The move follows Camelot's failure in its application for judicial review of the Director of Public Prosecution's decision not to prosecute the three bookmakers over the scheme.
The case is being watched closely by the gaming industry, because it will examine lottery law and the rights of others to run what have become termed "lottery-style" competitions.
The 49's scheme has attracted the support of hundreds of thousands of punters throughout the UK and is said to net about £3m a week. A similar competition, Lucky choice, which earns around £2m a week, could also have been hit had the high court ruling gone in Camelot's favour.

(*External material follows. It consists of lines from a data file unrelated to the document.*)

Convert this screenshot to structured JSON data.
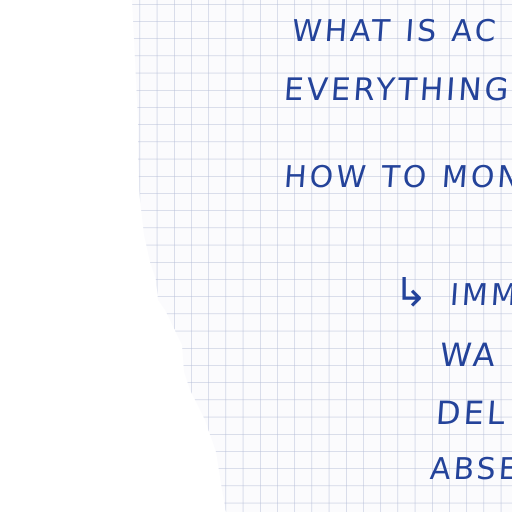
{
  "page": {
    "ink_color": "#24439a",
    "grid_color": "#b7bfd8",
    "paper_color": "#fbfbfd"
  },
  "notes": {
    "line1": "WHAT IS AC",
    "line2": "EVERYTHING",
    "line3": "HOW TO MON",
    "arrow_icon": "curved-arrow-icon",
    "arrow_glyph": "↳",
    "line4": "IMM",
    "line5": "WA",
    "line6": "DEL",
    "line7": "ABSE"
  }
}
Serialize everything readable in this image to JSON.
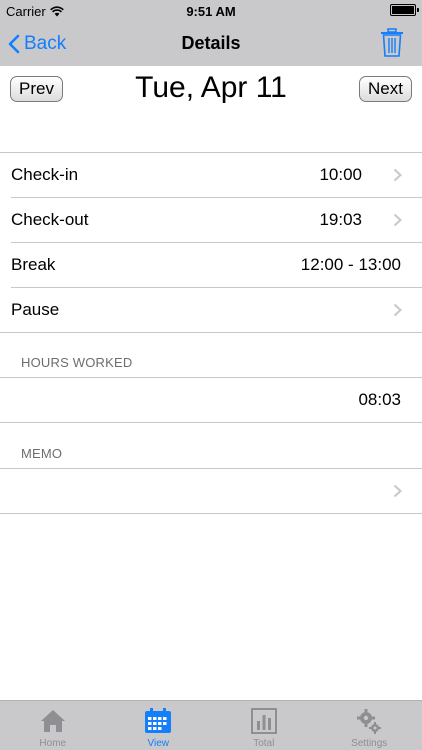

Camelot claims that 49's is an illegal lottery. In its bid to challenge the DPP's refusal to prosecute, the company said that there was a "seriously arguable case" and that the DPP had made an error of law in deciding not to prosecute. David Pannick QC, counsel for Camelot, argued that 49's contained all the legal ingredients necessary to be classed as a lottery under the 1976 Lotteries and Amusements Act, and that as such it was "plainly unlawful".
However, in a 17-page judgment, Lord Justice Simon Brown dismissed the substantive challenge by Camelot, although he accepted that its arguments against 49's were "properly arguable".
Alan Ross, spokesman for 49's Ltd, said it welcomed the decision but added that it was not unexpected because it had taken all legal steps and advice necessary from the beginning.